%% SOLVING A HIGHER ORDER INITIAL VALUE PROBLEM
%%
% Here is an example of how you can use MATLAB to solve an initial value
% problem.
%%
% Section 4.2 #31
%
% Find the solution of the inital value problem
%
% $$y^{iv} \mbox{--} 4 y''' + 4 y'' = 0,\quad y(1)=\mbox{--}1,\ y'(1)=2,\ y''(1)=0,\ y'''(1)=0$$
%
% and plot its graph. How does the solution behave as _t_ tends to infinity?
%%
% Here are the equation and initial conditions.
eqn = 'D4y - 4*D3y + 4*D2y = 0'
ic = 'y(1) = -1, Dy(1)=2, D2y(1)=0, D3y(1)=0'
%%
% I use *dsolve* to solve the problem. This time, I give it a second
% argument, the initial conditions. I also tell *dsolve* what
% the independent variable is. If the equation only involves one variable,
% this isn't essential.

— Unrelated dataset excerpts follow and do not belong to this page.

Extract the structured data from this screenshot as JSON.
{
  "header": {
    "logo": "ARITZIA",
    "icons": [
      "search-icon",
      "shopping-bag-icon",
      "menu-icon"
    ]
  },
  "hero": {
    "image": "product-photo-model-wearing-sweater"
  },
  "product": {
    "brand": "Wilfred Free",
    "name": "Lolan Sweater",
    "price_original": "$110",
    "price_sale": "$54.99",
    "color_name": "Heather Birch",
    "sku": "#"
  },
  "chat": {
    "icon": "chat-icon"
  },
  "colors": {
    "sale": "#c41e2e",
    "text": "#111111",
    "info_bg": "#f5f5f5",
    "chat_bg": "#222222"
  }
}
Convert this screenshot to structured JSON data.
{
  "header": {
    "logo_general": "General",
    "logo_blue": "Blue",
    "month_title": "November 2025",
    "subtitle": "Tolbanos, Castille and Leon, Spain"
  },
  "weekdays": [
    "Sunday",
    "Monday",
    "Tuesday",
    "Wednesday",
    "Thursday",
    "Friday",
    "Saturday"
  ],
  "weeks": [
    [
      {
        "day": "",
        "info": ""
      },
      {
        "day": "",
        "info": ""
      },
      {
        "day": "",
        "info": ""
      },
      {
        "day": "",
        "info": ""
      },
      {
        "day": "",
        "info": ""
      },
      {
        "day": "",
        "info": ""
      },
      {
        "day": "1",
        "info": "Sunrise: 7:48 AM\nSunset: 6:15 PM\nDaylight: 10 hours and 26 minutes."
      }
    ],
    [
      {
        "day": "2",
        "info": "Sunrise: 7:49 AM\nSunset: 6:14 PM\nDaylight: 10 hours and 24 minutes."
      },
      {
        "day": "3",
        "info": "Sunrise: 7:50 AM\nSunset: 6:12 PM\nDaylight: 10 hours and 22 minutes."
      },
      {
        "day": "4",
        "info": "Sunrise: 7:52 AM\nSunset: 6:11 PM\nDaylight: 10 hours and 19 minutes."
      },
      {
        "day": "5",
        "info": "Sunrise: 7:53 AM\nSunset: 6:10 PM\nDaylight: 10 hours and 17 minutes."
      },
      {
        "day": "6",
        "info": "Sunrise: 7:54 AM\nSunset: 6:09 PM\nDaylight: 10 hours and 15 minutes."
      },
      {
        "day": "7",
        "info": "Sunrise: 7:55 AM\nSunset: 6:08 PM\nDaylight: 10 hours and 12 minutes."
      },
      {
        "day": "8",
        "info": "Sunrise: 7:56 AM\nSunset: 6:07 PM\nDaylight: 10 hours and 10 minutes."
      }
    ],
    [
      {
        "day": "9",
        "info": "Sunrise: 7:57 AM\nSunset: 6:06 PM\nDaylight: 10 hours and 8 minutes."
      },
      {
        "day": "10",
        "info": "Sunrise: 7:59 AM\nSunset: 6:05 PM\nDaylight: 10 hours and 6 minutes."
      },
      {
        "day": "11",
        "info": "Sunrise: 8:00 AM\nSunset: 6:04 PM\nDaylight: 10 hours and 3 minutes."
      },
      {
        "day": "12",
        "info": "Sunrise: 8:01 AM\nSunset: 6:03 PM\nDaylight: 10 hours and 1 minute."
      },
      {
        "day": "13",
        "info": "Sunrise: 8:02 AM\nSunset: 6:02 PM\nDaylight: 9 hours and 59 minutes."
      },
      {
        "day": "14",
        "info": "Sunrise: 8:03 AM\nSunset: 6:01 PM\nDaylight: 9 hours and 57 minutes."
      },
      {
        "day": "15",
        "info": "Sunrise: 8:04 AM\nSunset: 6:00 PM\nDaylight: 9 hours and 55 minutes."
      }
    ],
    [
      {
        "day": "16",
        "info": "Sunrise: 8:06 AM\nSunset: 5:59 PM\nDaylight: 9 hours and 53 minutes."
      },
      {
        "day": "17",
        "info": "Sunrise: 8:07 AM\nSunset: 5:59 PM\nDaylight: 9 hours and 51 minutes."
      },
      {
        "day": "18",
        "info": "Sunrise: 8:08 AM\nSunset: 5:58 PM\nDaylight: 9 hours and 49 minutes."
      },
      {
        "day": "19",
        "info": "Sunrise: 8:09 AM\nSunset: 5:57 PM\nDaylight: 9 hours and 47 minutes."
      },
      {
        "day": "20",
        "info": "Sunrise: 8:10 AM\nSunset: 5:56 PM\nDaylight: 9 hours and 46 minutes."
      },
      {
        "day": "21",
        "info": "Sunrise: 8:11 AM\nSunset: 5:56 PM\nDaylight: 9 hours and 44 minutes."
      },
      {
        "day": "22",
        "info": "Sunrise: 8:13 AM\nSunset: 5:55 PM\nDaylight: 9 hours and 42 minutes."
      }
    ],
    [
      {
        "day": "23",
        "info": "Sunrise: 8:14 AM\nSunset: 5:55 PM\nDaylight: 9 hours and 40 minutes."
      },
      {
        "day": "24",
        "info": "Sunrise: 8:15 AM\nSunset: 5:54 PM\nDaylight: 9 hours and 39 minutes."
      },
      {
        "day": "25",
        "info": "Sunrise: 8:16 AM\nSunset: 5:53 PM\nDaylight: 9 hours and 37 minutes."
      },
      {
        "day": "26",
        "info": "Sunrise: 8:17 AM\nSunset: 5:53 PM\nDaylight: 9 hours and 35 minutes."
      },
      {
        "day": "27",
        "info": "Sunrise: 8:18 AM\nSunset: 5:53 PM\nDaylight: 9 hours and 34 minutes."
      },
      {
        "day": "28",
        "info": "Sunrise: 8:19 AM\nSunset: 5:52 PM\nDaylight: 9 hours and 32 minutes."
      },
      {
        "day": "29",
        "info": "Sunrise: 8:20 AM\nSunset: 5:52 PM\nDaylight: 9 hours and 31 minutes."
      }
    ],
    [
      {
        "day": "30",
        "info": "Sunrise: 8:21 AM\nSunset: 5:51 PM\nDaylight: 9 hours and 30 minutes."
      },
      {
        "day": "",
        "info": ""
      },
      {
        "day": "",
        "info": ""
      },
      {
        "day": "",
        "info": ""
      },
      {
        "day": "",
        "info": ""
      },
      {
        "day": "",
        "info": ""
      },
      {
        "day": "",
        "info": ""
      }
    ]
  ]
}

If the equation involves more than one and you
% want to think of the others as parameters, it is essential to tell MATLAB
% which is the independent variable.
sol = dsolve(eqn,ic,'t')
%%
% I'll use *ezplot* to plot the solution. (Of course this one is easy to
% plot by hand.)
ezplot(sol)
%%
% The solution tends to infinity as _t_ tends to infinity - it grows linearly.